Tok... tok... tok...
"Pandu... tolong buka pintunya," ucap Aden memohon sambil mengetuk pintu kamar milik Pandu.
Untung saja Pandu tidak kabur keluar rumah, Aden sempat melihat Pandu berlari ke arah kamarnya. Sekarang ia sudah berada di depan pintu kamar Pandu, ia masih berusaha agar bisa menjelaskan semuanya kepada Pandu.
Tok... tok... tok... " Pandu aku mau jelasin sama kamu, tolong kasih aku kesempatan buat jelasin sama kamu_"
PRAAK!!
Entah benda apa yang sudah dilempar sama Pandu ke arah pintu kamarnya, menghasilkan bunyi yang sangat keras dan memuat Aden tersentak.
"Pandu_"
PRAAK!!
Aden kembali tersentak saat Pandu melempar kembali pintunya dengan benda yang ada di dalam kamar nya.
"Pergi dari rumah gue!" Suara Pandu terdengar berteriak dari dalam kamarnya.
"Tapi Pandu, aku mau ngo_"
"PRAAK!!
Belum sempat Aden menyelesaikan kata-katanya Pandu sudah kembali melempari pintunya dengan benda lagi.

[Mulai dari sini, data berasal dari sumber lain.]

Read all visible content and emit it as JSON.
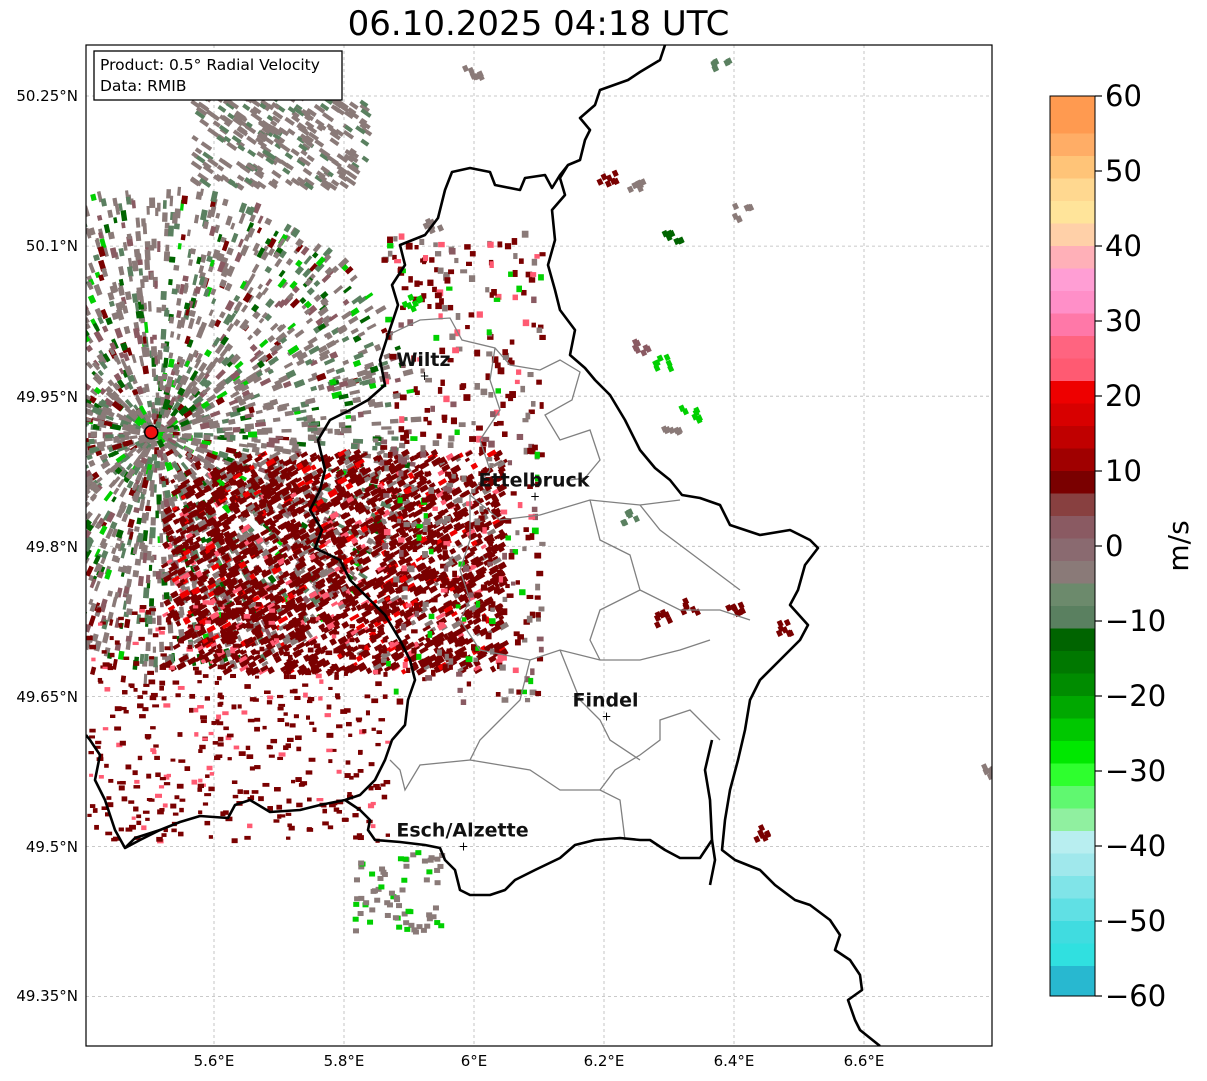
{
  "title": "06.10.2025 04:18 UTC",
  "info_box": {
    "product": "Product: 0.5° Radial Velocity",
    "source": "Data: RMIB"
  },
  "axes": {
    "lat_labels": [
      "50.25°N",
      "50.1°N",
      "49.95°N",
      "49.8°N",
      "49.65°N",
      "49.5°N",
      "49.35°N"
    ],
    "lon_labels": [
      "5.6°E",
      "5.8°E",
      "6°E",
      "6.2°E",
      "6.4°E",
      "6.6°E"
    ]
  },
  "cities": [
    {
      "name": "Wiltz",
      "lon": 5.93,
      "lat": 49.97
    },
    {
      "name": "Ettelbruck",
      "lon": 6.1,
      "lat": 49.85
    },
    {
      "name": "Findel",
      "lon": 6.21,
      "lat": 49.63
    },
    {
      "name": "Esch/Alzette",
      "lon": 5.99,
      "lat": 49.5
    }
  ],
  "radar_site": {
    "name": "radar-site",
    "lon": 5.505,
    "lat": 49.914
  },
  "colorbar": {
    "label": "m/s",
    "min": -60,
    "max": 60,
    "ticks": [
      "60",
      "50",
      "40",
      "30",
      "20",
      "10",
      "0",
      "−10",
      "−20",
      "−30",
      "−40",
      "−50",
      "−60"
    ],
    "colors": {
      "high": "#ff9a50",
      "orange": "#ffc478",
      "yellow": "#ffe49a",
      "pink": "#ff8fc8",
      "rose": "#ff5a72",
      "red": "#ee0000",
      "darkred": "#7a0000",
      "brown": "#8a5a62",
      "gray": "#8a7a78",
      "graygreen": "#5a8060",
      "darkgreen": "#006400",
      "green": "#00d000",
      "lime": "#2eff2e",
      "lightgreen": "#90f0a0",
      "paleblue": "#b8eef0",
      "cyan": "#30e0e0",
      "blue": "#2080c0"
    }
  }
}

"PERGI LU PELACUR, BANGSAAAT!!"
Makian dari Pandu membuat Aden merunduk, mulutnya meringis, air matanya mengalir melewati hidungnya menetes hingga ke bibirnya. Punggungnya naik turun, karena tangisnya sudah terdengar sesegukan.
"Aden..."
Suara lembut ibu Veronica yang dibarengi dengan sentuhan di pundaknya membuat Aden meneloh, menatap nanar kepada ibu Veronica.
Saat menatap ibu Veronica, mulut Aden terkunci, rasa sedih dihatinya membuat Aden tidak mampu berkata-kata lagi.
"Pelacur busuk! Pergi dari rumah gue, gue benci sama elu."
Suara Pandu kembali terdengar dari dalam kamarnya, mendengar kata 'pelacur' hati Aden terasa sangat nyeri.
Dihadapan ibu Veronica Aden mengusap air matanya, kemudian tanpa sepatah kata pun, Aden mengayunkan kakinya, berlalu dari hadapan ibu Veronica.
Aden pergi dengan membawa rasa penyesalannya, karena sudah membuat Pandu kecewa.